In an election campaign that has comprised mostly empty rhetoric and been devoid of meaty debates on real choices, the complete silence on what is going on across the border with Pakistan may not be perplexing, but is nevertheless worth some reflection. Could it be that national security concerns are not election issues (in which case, the obvious question would be: why not?)? It certainly isn’t the case that the issue is not new, live or real, because it is all three. It cannot be that there is no difference in the positions of the major parties when it comes to external security. It was the BJP and its predecessor, the Jana Sangh, that was pro-bomb from the very beginning. It is the BJP that has always argued in favour of a muscular stance on defence and foreign policy issues. And, of course, it is the BJP that has used Pakistan as a surrogate for its communal stance against Muslims. Indeed, given the BJP’s slogan offering a ‘nirnayak sarkar’ (decisive government), a strong counter to the jihadi threat from across the border would have been a good issue to highlight—or so one would have thought.

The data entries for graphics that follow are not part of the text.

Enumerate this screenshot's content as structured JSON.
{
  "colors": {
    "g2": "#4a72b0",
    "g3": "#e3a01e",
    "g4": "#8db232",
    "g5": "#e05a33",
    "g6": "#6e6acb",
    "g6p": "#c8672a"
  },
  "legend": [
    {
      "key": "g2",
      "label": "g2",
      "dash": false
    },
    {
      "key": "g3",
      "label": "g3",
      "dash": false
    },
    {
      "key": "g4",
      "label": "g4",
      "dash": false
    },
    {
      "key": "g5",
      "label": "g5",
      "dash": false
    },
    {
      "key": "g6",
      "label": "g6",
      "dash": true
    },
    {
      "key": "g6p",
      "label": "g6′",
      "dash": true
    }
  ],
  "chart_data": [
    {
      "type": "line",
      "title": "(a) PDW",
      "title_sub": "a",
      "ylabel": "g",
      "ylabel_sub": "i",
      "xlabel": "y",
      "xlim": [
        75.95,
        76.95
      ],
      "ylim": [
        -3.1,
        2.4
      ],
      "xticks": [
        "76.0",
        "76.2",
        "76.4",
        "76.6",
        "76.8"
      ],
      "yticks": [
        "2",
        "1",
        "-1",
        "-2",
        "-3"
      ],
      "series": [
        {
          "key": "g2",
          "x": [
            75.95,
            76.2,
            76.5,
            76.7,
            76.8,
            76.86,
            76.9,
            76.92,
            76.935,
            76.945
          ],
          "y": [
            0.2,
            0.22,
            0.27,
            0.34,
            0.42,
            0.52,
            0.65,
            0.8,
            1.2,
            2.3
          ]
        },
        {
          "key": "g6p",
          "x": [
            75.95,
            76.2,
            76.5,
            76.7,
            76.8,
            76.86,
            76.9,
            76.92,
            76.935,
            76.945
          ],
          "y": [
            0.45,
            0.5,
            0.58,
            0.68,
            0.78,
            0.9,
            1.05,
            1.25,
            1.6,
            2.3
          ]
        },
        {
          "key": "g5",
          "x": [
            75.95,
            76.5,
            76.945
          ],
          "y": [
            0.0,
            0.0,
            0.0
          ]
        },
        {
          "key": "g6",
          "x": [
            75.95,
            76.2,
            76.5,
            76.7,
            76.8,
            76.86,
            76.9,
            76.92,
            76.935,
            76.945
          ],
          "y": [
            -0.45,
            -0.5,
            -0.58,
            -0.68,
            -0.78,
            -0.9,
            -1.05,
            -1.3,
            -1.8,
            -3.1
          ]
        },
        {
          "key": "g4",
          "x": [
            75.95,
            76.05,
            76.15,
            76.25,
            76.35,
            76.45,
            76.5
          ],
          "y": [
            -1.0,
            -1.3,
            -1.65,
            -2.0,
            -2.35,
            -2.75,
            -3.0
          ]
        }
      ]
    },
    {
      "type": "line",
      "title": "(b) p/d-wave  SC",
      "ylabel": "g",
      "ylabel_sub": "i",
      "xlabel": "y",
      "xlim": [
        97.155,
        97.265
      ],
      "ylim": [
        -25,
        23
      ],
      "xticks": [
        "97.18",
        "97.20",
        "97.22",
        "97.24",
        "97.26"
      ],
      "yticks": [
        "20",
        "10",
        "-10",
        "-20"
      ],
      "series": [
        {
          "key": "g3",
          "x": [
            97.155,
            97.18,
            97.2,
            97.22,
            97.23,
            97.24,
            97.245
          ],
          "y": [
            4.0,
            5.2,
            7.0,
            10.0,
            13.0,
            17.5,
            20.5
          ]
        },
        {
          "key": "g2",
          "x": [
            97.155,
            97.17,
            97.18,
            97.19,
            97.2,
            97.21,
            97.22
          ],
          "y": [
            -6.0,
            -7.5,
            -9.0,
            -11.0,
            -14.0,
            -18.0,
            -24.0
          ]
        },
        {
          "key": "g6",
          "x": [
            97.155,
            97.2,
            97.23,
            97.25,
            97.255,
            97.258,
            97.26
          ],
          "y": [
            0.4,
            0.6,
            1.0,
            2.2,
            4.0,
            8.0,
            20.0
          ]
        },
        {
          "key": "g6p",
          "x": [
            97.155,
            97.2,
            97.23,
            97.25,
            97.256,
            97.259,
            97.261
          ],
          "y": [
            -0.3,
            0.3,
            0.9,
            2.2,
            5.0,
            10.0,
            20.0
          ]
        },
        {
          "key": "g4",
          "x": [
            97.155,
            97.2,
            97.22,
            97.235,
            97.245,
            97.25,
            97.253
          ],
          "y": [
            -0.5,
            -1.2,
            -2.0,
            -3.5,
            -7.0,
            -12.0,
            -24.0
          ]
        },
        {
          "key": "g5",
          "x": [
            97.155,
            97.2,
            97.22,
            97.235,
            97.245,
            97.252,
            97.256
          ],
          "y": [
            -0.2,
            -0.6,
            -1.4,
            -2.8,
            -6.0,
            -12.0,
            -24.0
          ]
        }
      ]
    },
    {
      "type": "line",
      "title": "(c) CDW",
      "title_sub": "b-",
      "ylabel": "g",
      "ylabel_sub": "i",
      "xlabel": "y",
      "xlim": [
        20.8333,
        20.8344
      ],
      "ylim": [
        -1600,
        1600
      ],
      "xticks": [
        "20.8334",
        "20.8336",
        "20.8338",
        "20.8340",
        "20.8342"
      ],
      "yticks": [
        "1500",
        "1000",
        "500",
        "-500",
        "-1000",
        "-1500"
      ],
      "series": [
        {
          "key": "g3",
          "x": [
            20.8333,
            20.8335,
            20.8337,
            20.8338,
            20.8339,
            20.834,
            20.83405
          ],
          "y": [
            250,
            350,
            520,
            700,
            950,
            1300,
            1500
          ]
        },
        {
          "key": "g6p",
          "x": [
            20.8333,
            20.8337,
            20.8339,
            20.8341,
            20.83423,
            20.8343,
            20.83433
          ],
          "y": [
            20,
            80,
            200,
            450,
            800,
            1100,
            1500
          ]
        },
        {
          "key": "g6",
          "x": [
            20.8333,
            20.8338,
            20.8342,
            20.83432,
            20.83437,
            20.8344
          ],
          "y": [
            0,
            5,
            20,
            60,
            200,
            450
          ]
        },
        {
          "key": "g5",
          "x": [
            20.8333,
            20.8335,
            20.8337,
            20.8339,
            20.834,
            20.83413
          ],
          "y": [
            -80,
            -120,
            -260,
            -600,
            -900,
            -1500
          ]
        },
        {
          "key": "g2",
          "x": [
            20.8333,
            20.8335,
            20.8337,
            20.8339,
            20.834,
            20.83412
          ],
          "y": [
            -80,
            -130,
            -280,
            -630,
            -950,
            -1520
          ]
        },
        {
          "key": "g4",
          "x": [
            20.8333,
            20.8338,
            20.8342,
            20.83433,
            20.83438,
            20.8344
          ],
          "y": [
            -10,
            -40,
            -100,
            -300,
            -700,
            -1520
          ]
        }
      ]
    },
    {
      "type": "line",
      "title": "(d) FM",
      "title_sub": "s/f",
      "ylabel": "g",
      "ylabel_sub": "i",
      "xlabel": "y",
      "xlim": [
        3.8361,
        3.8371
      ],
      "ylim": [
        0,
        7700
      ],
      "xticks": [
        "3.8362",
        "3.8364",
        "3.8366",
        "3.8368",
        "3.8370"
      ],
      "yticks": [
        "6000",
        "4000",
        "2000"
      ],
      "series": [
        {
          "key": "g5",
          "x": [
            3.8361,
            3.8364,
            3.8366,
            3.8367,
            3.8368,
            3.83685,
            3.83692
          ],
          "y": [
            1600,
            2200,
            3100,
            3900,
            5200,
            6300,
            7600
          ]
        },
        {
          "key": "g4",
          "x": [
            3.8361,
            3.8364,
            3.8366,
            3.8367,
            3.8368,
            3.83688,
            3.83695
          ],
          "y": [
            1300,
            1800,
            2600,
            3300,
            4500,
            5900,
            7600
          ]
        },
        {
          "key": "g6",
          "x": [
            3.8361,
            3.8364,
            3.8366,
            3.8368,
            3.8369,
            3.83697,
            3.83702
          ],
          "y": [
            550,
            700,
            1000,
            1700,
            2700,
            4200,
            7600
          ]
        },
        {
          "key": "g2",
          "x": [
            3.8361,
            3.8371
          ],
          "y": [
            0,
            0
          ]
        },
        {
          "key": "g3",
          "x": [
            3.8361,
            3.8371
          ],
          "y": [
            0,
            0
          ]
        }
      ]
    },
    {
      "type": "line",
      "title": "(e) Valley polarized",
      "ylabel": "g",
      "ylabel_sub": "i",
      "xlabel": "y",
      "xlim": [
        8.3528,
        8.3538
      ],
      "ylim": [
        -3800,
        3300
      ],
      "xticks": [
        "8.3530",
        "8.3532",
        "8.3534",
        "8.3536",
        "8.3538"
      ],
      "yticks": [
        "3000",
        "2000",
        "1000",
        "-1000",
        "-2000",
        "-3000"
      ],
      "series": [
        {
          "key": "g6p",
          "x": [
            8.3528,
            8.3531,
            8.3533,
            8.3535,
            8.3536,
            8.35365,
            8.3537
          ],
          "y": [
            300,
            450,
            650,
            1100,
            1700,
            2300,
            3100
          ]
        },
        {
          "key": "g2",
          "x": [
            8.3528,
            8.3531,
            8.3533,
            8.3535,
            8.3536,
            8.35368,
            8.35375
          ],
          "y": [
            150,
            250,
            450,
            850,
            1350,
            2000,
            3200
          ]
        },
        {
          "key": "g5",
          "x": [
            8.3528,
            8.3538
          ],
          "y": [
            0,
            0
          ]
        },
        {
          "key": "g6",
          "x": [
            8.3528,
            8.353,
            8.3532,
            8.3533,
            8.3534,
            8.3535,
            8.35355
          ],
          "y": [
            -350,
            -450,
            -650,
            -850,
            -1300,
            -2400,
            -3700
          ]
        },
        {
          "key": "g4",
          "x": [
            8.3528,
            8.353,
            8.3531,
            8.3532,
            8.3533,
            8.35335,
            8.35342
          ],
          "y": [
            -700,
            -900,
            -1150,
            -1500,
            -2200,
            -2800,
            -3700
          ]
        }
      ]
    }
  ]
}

Just as any worthwhile opposition party would have sought to put the government on the spot by asking it to spell out its response to the very real possibility of Pakistan either collapsing or being over-run by the Taliban, any ruling party which feels it has done enough to secure the country against attacks from across the border would have tried to highlight that fact. It is when neither has done what is expected that the questions arise. Here is a country which represents India’s biggest (or at least most immediate) security threat, a country from where the attack on Parliament emanated, a country from where the attack on Mumbai originated. Its break-up, however, multiplies manifold the threat India that faces from it. The Taliban and other Islamist forces will be right at India’s doorstep, and their potential to attack that much greater. And as US Secretary of State Hillary Clinton has pointed out, the US government is worried about the “unthinkable” in Pakistan, which is the Taliban and al-Qaeda getting “the keys to the nuclear arsenal”. In other words, even the world’s sole superpower is no longer certain that it can keep things under control when it comes to the “Islamic” bomb. So why are India’s two major parties silent?
Perhaps BJP leaders think this is an issue that could boomerang on the party. After all, the attack on Mumbai did not translate into the kind of pro-BJP wave that the party’s leaders had hoped would take place in the state elections that followed. The party could also be wary of a Congress counter-attack, asking what the BJP did when the attack on Parliament and the aggression in Kargil both took place on the BJP’s watch? Indeed, it amassed its troops on the border and almost got the country into a nuclear confrontation with Pakistan. So much safer, then, to take potshots at “weak” prime ministers! But it is obvious that whichever government assumes office after the elections will have Pakistan very high on its list of immediate concerns, and voters have a right to know what the issues and choices are. They remain in the dark because neither the ruling party nor the opposition is willing to focus on what could, in a worst case scenario, become an existential issue for the country.